Rompre avec le modèle d’entreprise mis en place par son ancien président Josef Ackermann : pour le tandem Anshu Jain et Jürgen Fitschen qui dirige Deutsche Bank depuis le 1er juin, il n’en est pas question. Anshu Jain, Britannique d’origine indienne qui a longtemps dirigé la banque de financement et d’investissement (BFI) de l’établissement de Francfort, a été clair lors de la présentation du nouveau plan stratégique : « Nous n’avions pas le sentiment que la banque avait besoin d’une révolution. » Son homologue, l’Allemand Jürgen Fitschen, a aussi souligné l’attachement de la nouvelle direction à la pérennité du modèle de banque universelle telle qu’elle existe depuis des décennies, parce qu’elle correspond « le mieux aux besoins d’une économie globalisée comme celle de l’Allemagne », a-t-il expliqué. La première banque du pays ne cédera donc pas face à une grande partie de la classe politique allemande de gauche comme de droite, ainsi qu’à certains dirigeants d’entreprise comme le patron du premier réassureur mondial, Munich Re, qui réclament le démantèlement des grandes banques au profit d’unités plus petites et moins vulnérables aux volatilités des marchés.

Pour autant, « nous avons l’intention de remettre la banque au service de l’économie réelle tout en développant nos activités sur les marchés en forte croissance de l’Asie et en Amérique », a précisé Jürgen Fitschen. Les piliers du groupe que sont la BFI, la banque de détail et la gestion resteront donc en place. Mais Deutsche Bank sera soumise à une sévère cure d’austérité. « Il est nécessaire de faire le ménage et de délester la banque du surpoids accumulé au cours des dernières années », estime le professeur et expert du monde bancaire Hans-Peter Burghof de l’université Hohenheim.

Un agenda précis

Ses codirigeants ont fixé à Deutsche Bank un agenda de trois ans pour se remettre à flot et se débarrasser de tous ses actifs à risques, participations industrielles et autres biens immobiliers. Pour y parvenir, elle sera dotée d’une sorte d’unité de défaisance où seront transférés 135 milliards d’euros d’actifs dont la banque veut se débarrasser.

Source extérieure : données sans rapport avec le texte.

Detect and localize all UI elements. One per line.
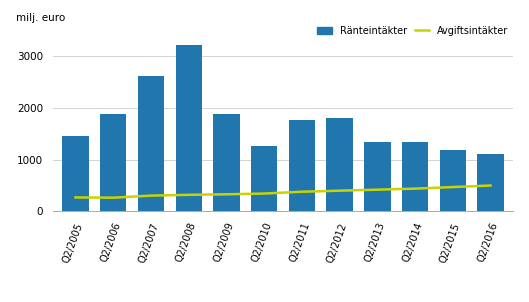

Un projet ambitieux, juge l’expert Hans-Peter Burghof, car parmi les ventes projetées figurent, outre une vingtaine d’immeubles de bureaux, des prêts défaillants ainsi que la filiale BHF Bank, héritée du gérant Sal.Oppenheim.

Les gains, non chiffrés, que la banque espère en tirer devront contribuer à renflouer les fonds propres sans passer par une augmentation du capital. Ainsi, son ratio Core Tier one doit être progressivement porté à 10 % au premier trimestre 2015 contre 7,2 % attendus au début de l’année prochaine. La majorité des analystes estime que dans l’ensemble, l’agenda 2015 correspond aux attentes. « Mais on souhaite voir des détails pour mieux juger de la crédibilité et de la faisabilité des projets annoncés », indique Amit Goel, de Credit Suisse. La persistance de la banque à renflouer ses caisses sans faire appel à ses actionnaires suscite des réactions opposées. Kian Abouhossein, analyste chez JPMorgan Cazenove, aurait souhaité que « Deutsche Bank aborde cette question avec davantage d’agressivité ». D’autres comme l’Allemand Heino Ruland, de Ruland Research, estime que l’abandon d’une augmentation du capital est « d’abord une bonne nouvelle pour tous les actionnaires ».

Une cure d’austérité

Parallèlement, les nouveaux dirigeants ont annoncé un vaste plan d’économies de 4,5 milliards d’euros par an dans les trois années à venir, avec dans la foulée la suppression de 1.900 emplois. Ils ont même laissé entendre que d’autres réductions de postes étaient envisagées. La banque n’hésite pas non plus à s’attaquer aux privilèges de ses banquiers vedettes en donnant notamment un coup de massue sur les bonus. Outre une réduction de leur montant, les hauts cadres devront aussi patienter cinq ans, au lieu de trois actuellement, pour se voir attribuer des stock-options. Jürgen Fitschen s’est dit « convaincu que l’ensemble de l’industrie financière devra réviser son modèle de rémunérations afin de mettre fin aux excès de ces dernières années ».

Il est vrai que la banque allemande doit se serrer la ceinture. Confrontée à l’effondrement de certaines activités de sa BFI, les bénéfices ont fondu. Réalistes, les dirigeants ont saisi l’occasion pour diviser par deux l’objectif de rentabilité. Au lieu de 25 %, le RoE (return on equity) visé se situe désormais à 12 %.